Fructose, auch Fruchtzucker, ist ein Einfachzucker (Monosaccharid), der natürlicherweise in pflanzlichen Lebensmitteln wie Obst und Gemüse vorkommt. Fruchtzucker ist in Fruchtsäften und Süßigkeiten enthalten und ist ein Bestandteil des normalen Haushaltszuckers.
Diagnose
Die Fructosemalabsorption (intestinale Fructoseintoleranz) wird durch einen H2-Atemtest diagnostiziert. Hierbei muss eine Fructoselösung getrunken werden. Anschließend wird in regelmäßigen Abständen über 3 Stunden verteilt in ein Atemtest-Gerät ausgeatmet.
Bei einer Fruchtzuckerunverträglichkeit steigt der Wasserstoffgehalt in der Atemluft an. Dieser wird von den Bakterien im Dickdarm beim Verdauen der Fructose gebildet, gelangt dann in den Blutkreislauf und wird über die Lunge abgeatmet. Die Messung des Wasserstoffgehalts der Atemluft zeigt dann, ob Fructose im Darm resorbiert wurde oder eine Transportstörung vorliegt. Begleitend sollte ein Ernährungs-Beschwerde-Tagebuch geführt werden, das die Diagnose zusätzlich absichert.

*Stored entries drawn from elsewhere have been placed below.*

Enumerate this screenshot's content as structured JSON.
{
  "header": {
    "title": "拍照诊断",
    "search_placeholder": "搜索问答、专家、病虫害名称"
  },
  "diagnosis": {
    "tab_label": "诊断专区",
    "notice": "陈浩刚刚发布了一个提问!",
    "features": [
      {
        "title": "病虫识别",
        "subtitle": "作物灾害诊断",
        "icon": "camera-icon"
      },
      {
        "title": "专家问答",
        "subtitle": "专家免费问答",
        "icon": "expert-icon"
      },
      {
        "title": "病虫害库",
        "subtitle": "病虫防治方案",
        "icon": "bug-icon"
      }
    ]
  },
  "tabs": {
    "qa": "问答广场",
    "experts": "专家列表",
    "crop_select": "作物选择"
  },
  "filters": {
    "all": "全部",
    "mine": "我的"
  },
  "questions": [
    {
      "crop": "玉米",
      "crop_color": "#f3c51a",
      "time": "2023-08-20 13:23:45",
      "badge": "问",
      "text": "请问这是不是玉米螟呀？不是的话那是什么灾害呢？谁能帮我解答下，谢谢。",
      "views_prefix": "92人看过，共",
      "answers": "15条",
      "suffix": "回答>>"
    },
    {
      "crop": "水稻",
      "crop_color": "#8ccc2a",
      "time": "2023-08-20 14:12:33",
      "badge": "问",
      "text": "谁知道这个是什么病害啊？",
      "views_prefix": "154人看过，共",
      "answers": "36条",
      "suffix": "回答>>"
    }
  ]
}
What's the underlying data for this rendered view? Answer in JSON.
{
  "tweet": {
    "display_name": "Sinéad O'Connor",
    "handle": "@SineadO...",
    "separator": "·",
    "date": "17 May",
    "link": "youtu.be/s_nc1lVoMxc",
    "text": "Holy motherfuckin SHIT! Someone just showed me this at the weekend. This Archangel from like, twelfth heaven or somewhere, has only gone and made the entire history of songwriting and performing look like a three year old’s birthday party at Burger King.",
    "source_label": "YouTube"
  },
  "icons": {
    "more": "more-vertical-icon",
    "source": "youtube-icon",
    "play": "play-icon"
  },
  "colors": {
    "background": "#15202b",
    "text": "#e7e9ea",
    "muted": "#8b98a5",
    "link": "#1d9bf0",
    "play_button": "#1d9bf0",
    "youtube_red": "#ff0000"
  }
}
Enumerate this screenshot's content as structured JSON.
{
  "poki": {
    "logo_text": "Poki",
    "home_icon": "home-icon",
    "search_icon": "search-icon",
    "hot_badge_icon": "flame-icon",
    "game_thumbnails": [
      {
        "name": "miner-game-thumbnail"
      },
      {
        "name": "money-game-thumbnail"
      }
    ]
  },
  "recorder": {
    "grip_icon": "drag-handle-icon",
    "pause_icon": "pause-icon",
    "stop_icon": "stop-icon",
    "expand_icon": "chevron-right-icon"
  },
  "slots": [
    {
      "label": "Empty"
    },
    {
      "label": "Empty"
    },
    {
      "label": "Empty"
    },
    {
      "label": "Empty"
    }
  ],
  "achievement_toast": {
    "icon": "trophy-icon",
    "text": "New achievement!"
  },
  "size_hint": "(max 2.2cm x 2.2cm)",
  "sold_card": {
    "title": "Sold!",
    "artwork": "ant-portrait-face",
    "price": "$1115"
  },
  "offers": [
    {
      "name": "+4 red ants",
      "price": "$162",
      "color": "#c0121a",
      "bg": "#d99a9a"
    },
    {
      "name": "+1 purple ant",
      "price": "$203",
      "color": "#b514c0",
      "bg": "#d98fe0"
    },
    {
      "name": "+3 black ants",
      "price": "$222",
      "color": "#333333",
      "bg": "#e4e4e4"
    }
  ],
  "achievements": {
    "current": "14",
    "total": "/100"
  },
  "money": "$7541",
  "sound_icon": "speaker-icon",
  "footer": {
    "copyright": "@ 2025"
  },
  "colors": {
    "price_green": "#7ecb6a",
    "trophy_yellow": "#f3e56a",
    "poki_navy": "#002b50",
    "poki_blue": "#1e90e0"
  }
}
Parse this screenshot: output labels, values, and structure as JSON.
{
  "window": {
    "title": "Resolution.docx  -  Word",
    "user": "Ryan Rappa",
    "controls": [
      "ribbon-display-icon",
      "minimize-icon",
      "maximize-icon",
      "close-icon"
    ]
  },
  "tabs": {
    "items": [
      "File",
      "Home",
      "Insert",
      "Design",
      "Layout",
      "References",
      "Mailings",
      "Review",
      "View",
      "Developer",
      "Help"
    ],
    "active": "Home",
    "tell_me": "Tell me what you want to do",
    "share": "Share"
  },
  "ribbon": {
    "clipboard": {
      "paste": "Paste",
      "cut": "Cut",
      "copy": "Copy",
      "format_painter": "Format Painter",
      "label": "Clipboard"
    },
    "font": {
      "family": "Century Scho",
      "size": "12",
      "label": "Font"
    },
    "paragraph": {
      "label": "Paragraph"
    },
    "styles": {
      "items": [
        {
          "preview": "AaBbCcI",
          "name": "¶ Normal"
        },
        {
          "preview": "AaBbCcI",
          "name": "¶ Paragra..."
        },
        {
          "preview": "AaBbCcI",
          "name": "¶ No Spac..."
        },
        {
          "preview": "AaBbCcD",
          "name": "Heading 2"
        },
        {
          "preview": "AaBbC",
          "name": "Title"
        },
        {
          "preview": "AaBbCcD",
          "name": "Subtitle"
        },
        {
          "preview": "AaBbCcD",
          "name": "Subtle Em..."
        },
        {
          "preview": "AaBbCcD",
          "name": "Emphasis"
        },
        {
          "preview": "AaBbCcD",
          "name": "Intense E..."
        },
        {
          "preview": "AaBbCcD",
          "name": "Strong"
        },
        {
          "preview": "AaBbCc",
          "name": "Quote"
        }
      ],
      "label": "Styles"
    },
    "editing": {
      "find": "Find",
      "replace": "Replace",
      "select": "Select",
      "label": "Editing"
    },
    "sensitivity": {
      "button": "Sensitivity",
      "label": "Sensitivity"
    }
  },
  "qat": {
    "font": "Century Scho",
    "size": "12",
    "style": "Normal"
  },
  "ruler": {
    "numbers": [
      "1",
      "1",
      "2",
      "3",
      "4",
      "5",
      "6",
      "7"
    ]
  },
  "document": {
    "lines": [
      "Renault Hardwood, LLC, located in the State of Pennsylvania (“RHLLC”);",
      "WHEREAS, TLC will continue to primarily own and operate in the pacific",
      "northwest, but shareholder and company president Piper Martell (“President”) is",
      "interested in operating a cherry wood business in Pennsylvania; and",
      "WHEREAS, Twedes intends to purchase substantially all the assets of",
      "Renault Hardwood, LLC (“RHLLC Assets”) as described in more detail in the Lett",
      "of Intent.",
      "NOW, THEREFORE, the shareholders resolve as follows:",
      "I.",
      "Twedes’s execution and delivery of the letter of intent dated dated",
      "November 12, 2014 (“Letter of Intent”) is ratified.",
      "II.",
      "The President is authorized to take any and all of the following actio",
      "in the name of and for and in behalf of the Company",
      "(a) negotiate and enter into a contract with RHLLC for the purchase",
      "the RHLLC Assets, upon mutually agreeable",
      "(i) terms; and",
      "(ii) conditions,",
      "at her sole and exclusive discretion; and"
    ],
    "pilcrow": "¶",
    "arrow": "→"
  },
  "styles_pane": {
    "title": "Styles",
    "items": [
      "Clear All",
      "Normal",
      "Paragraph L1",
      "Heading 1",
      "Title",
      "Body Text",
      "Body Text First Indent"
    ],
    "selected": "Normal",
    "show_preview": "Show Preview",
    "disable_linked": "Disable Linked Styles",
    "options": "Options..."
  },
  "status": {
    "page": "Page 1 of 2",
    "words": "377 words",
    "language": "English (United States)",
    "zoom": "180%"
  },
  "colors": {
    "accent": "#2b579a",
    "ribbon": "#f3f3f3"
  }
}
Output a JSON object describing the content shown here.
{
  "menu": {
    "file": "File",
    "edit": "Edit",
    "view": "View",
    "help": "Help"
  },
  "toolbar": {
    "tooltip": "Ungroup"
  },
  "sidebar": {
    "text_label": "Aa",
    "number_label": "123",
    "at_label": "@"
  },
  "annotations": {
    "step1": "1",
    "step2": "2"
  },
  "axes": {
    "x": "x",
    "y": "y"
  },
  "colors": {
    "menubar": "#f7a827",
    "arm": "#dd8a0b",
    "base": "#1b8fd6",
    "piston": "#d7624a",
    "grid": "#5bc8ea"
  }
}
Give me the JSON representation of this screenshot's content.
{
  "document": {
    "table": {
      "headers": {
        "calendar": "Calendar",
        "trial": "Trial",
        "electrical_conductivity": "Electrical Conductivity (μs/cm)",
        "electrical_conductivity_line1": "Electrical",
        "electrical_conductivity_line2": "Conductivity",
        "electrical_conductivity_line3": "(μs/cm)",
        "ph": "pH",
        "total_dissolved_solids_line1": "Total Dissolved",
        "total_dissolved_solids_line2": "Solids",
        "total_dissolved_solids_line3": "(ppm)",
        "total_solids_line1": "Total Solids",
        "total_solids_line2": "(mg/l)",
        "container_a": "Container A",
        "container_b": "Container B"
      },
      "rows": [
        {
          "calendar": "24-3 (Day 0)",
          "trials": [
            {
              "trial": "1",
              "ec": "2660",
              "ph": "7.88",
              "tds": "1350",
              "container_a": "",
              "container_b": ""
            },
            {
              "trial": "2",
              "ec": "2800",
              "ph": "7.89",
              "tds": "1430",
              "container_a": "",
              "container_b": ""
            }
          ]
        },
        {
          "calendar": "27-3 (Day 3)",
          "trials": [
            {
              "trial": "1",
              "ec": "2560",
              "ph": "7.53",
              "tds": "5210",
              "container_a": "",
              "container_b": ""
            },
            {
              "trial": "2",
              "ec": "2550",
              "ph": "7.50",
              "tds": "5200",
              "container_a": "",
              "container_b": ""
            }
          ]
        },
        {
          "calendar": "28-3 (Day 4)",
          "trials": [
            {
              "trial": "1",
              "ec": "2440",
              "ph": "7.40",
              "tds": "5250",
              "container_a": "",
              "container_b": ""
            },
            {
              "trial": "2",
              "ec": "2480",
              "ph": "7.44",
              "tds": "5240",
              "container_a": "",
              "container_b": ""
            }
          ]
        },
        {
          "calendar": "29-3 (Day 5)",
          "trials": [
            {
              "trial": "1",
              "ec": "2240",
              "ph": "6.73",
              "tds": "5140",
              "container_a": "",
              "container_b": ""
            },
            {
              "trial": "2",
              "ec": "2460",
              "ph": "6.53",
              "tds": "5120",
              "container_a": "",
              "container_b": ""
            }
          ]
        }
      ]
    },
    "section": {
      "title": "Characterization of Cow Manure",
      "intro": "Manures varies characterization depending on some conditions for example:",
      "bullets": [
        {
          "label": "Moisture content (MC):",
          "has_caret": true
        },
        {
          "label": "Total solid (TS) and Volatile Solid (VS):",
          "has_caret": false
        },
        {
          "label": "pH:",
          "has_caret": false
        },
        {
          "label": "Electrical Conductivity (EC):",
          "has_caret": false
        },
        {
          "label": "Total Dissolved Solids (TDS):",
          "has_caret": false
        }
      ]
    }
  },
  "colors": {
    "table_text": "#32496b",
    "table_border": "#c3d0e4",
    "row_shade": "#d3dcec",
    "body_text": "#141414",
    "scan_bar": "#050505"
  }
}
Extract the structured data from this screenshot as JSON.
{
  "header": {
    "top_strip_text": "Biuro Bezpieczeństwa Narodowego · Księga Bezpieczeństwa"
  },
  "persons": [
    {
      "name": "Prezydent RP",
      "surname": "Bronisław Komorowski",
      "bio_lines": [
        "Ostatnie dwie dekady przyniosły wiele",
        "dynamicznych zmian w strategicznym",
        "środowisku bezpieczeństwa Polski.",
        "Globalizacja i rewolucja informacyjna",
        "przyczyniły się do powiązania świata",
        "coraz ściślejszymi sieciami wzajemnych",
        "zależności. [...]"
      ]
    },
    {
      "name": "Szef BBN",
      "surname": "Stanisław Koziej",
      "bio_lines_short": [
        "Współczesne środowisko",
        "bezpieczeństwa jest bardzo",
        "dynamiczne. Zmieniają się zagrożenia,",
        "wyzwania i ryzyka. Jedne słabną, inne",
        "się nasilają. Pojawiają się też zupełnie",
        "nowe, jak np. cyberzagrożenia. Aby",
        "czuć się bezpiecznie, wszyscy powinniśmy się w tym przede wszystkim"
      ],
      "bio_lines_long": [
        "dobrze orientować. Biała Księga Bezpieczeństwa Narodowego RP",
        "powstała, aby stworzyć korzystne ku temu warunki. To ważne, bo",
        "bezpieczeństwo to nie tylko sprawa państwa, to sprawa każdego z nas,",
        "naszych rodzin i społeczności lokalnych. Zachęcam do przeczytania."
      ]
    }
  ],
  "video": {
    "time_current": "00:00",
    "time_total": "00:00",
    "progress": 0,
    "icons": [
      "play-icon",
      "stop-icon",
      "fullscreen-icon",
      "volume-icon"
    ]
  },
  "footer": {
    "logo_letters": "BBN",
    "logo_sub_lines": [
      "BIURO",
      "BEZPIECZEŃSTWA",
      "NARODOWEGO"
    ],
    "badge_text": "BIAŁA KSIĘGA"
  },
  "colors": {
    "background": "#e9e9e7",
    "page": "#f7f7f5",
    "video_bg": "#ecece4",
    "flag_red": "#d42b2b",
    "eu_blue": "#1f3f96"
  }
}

Liegt eine Fructosemalabsorption (intestinale Fructoseintoleranz) vor, sollte auch der Verdacht einer Sorbitunverträglichkeit (Sorbit = Zuckeraustauschstoff / Zuckeralkohol) untersucht werden, da beide den gleichen Transporter im Darm nutzen.
In einigen Fällen liegt die Fruchtzuckerunverträglichkeit zusammen mit einer Lactoseintoleranz vor. Hier müssen die spezifischen Empfehlungen beachtet werden.